I have a list of strings for which I need to find ALL common unique substrings (actually paths) with minimal length in them. Example:

/a/b/c

/a/b

/a

/d/e/f

/d/e

/g/h

For this input, I need the following result:

/a

/d/e

/g/h

As you see, I need the paths (or substrings) with the minimal length that have a unique prefix. /a is the minimal substring for all paths starting with /a. /d/e is the minimal substring for all paths starting with /d/e. The same goes for /g/h.

A practical application of this is to find all roots of the path trees that have a certain file in it to analyze them further. Consider this example:

/a/b/c/index.html

/a/b/index.html

/a/index.html

/d/e/f/index.html

/d/e/index.html

/g/h/index.html

Let's say I want to have the topmost (in terms of the root) paths that contain an index.html file. As a result, I want "/a/index.html", "/d/e/index.html" and "/g/h/index.html".

Any ideas? There is a lot of theory and examples for the "simple" longest common substring problem, but I have not yet found a solution for finding ALL the common longest substrings efficiently.

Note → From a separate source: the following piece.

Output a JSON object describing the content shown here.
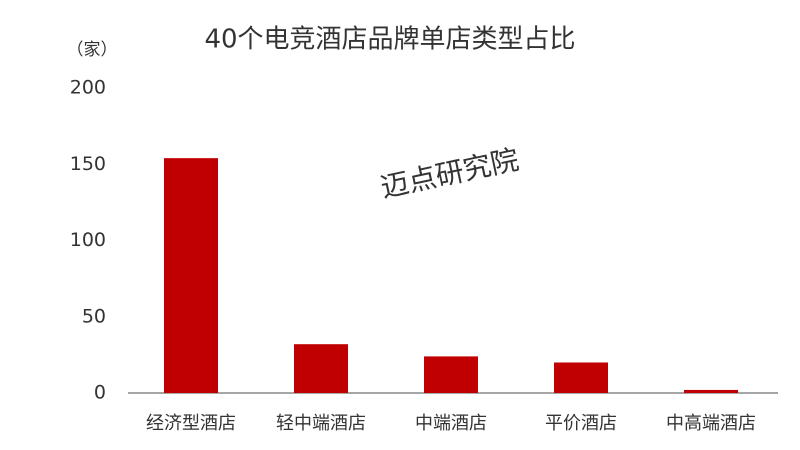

A solution with pseudo code would be highly appreciated.

1
Is the longest substring always going to be a member of the group? And, what language are you using? (You can add a tag for that.) And, I don't see why /g/h would be part of the output.Gordon Linoff
From your example I assume you need something like the smallest set of substrings that covers your entire list. Is this correct?biziclop
There is no common substring if you consider all the items of your input, are you talking about 3 different inputs and their corresponding outputs?Aaron
Dear upvoter, please do tell us, what the task is...Karoly Horvath
@KarolyHorvath No, I mean that a covers the first three entries (abc, ab and a), de covers de and def and gh covers gh. So there is no element in the source set which hasn't got a substring in the result set. That's my guess :)biziclop

1 Answers

0
votes

Now with the improved description I think the following algorithm will do:

  1. Split the list of strings into a list of segments (list of array of string)
  2. Start with i = 1 and increase it every iteration doing the following (step 3 and 4) until there are no more items in the list of segments:
  3. Add all segment arrays with length i to the list (if not already in there) of current solutions and the corresponding paths to the final solution.
  4. Remove all items from the list of segments for which the first i items are the same as for one of the items in the current solution (then reset the current solution).